The immigrants we take in are not the
$2/day earners because they usually stay where they are. Beck concluded that “Immigration can never be
an effective or significant way to help the suffering of the world. They have
to be helped where they are. They must make their lives better where they live.”
https://m.youtube.com/watch?v=LPjzfGChGIE
The small counties and towns were these
“refugees” are resettled in the dead of night are ill-prepared to take them in;
have no additional resources to care for their children in schools and in
hospitals; subsidized housing is scarce; nobody speaks English; and do not know
what mental health issues and diseases they may harbor in order to treat them
appropriately.
As Ann Corcoran said, it is “dropping
needy people” in the middle of small town America. The U.N. High Commissioner
of Refugees (UNHCR) chooses refugees without the approval of local residents. UNHCR
is under the influence of the Organization of Islamic Cooperation, Corcoran
said. “Not surprisingly, a large number of U.S. bound refugees come from
countries with large numbers of people that hate us – Somalia, Afghanistan,
Iraq, and soon from Syria, just to name a few.” https://www.youtube.com/watch?v=6PzT8vEvYPg
Ann Corcoran explains in her video that
“the U.S. State Department distributes the refugees to 9 major federal
contractors:
-
Church World
Services
-
Ethiopian
Community Development Council
-
Episcopal
Migration Ministries
-
Hebrew Immigrant
Aid Society
-
International
Rescue Committee
-
U.S. Commission
for Refugees and Immigrants
-
World Relief
Corporation
-
Lutheran
Immigration and Refugee Services
-
U.S. Conference
of Catholic Bishops.
Six of these so-called religious
charities are largely funded by U.S. Treasury.” The “refugees” are sent to 190
cities and towns in the U.S., particularly to states with largest Muslim
populations - Texas, California, New York, Michigan, and Florida.
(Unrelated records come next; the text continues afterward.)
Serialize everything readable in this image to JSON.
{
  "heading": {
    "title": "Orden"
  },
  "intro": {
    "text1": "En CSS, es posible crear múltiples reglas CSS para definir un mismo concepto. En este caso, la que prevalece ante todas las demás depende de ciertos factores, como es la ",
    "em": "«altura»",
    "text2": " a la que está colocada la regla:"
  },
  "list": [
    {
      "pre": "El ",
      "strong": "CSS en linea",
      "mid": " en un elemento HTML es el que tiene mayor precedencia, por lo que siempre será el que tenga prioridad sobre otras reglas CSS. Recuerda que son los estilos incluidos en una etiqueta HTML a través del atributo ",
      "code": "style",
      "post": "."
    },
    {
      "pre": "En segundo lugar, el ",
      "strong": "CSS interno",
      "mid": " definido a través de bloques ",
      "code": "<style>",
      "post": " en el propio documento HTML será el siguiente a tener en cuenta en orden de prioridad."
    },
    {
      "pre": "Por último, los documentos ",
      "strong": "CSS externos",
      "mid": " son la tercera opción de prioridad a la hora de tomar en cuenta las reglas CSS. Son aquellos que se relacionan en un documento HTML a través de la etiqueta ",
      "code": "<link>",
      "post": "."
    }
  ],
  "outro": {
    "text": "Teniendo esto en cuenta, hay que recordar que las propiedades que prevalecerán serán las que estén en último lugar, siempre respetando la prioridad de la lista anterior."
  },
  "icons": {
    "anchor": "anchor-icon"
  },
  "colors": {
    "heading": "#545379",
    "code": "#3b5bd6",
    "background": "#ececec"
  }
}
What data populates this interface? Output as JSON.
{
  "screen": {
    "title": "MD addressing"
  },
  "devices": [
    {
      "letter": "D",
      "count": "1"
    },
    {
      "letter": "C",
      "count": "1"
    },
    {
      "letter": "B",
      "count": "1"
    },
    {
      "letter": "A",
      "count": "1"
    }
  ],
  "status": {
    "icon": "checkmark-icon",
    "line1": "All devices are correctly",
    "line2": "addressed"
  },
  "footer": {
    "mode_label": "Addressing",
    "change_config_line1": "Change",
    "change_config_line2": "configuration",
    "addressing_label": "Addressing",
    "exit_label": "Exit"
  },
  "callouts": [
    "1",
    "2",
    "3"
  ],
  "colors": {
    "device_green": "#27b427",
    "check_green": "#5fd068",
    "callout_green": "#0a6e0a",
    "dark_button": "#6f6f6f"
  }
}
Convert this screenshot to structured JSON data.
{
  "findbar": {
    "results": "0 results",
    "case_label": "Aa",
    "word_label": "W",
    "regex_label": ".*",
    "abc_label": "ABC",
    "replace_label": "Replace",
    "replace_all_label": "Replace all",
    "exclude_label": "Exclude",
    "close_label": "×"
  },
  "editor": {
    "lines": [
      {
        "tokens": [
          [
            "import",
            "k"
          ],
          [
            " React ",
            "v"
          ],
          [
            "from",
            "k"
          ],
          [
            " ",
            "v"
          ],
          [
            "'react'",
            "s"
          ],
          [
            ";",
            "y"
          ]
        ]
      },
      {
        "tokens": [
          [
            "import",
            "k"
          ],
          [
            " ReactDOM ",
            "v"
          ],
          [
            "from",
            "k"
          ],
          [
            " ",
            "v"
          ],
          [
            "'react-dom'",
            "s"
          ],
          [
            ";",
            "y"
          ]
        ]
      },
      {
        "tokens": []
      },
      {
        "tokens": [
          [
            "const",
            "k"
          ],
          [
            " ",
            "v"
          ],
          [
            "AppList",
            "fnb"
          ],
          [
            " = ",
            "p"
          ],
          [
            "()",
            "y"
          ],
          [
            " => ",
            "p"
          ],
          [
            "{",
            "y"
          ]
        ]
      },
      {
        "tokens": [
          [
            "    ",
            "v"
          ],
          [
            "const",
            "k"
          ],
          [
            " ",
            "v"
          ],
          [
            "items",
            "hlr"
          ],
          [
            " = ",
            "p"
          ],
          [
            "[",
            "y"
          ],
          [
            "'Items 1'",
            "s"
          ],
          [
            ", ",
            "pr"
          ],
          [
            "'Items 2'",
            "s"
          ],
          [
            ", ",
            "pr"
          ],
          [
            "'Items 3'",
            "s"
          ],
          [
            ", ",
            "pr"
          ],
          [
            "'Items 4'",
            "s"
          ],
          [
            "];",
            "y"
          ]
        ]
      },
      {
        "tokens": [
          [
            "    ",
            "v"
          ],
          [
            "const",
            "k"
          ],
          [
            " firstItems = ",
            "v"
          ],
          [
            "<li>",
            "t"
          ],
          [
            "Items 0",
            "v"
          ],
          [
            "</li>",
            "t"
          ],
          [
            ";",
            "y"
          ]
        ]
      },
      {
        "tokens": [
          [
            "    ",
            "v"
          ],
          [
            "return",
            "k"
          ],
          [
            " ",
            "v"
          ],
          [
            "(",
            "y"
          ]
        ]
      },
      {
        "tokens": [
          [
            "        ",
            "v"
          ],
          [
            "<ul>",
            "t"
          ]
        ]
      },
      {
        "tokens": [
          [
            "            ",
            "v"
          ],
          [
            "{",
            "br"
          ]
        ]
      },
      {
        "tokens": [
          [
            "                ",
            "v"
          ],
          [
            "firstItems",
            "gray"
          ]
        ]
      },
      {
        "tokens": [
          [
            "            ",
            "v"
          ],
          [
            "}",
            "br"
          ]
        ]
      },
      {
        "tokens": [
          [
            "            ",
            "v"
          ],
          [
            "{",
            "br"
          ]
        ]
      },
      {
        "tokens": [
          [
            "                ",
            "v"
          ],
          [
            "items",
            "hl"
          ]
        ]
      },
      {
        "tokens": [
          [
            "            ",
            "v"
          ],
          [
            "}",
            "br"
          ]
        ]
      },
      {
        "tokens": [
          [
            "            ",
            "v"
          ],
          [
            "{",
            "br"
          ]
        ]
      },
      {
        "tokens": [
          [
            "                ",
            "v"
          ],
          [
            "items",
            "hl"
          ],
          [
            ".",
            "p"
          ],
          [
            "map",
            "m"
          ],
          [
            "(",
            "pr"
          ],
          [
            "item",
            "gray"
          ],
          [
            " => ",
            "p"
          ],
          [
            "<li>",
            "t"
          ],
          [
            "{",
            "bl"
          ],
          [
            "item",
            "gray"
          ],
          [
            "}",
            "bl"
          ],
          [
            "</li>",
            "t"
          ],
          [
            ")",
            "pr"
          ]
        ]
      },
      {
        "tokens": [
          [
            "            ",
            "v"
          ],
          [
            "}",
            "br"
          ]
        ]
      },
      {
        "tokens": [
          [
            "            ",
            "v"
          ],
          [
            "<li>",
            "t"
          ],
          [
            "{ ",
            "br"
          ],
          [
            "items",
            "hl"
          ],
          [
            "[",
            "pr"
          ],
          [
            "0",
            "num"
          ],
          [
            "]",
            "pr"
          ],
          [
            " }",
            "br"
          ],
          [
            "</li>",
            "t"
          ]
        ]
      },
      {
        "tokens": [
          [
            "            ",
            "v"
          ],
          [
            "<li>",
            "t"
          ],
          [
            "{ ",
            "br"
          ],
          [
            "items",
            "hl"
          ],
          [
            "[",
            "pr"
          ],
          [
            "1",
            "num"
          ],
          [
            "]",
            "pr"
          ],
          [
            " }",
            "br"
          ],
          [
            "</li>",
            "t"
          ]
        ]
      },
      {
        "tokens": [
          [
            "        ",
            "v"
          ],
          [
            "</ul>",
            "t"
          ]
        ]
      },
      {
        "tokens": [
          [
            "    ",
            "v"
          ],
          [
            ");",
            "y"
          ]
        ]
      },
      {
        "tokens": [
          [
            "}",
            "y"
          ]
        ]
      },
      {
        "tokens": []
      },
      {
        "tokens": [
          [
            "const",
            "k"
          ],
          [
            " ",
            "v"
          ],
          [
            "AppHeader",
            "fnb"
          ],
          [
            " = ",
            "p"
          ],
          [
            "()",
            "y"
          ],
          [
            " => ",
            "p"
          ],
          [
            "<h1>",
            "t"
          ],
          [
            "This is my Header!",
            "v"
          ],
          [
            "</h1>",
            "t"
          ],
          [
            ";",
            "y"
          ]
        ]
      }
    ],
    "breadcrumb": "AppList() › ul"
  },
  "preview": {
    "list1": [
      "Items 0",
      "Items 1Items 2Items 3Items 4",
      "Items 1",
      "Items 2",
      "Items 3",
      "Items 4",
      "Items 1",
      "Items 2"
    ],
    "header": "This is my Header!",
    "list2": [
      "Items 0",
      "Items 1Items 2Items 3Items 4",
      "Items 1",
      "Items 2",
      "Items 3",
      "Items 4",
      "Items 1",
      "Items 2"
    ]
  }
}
These “refugees” are given help for
six months by 350 subcontractors around the country, then “they submit
paperwork to admit the relatives of the first group.” Corcoran believes this is
hijra (Muslim colonization) and
wrote a book to explain it called “Refugee
Resettlement and the Hijra to America.” How many Christians are among these refugees?
A shadow layer of government, non-governmental
organizations with their unelected bureaucrats, faceless faith-based lobbyists,
ignoring the wishes of the American people, with billions from the U.S. Treasury,
is forever changing the dynamics and the demographics of our society. Many have
asked, is this a stealth manufactured refugee crisis pushed by the U.N. and a forced
social engineering scheme to redistribute the wealth of the west and to spread
Islam in the cradle of western and Christian civilization?
Most Americans I know are not racists
or xenophobes and don’t worry as much about the immediate or long-term forced
immigration cost as they do about their own safety and survival of their country
as a Christian nation. They do not trust their government to protect them.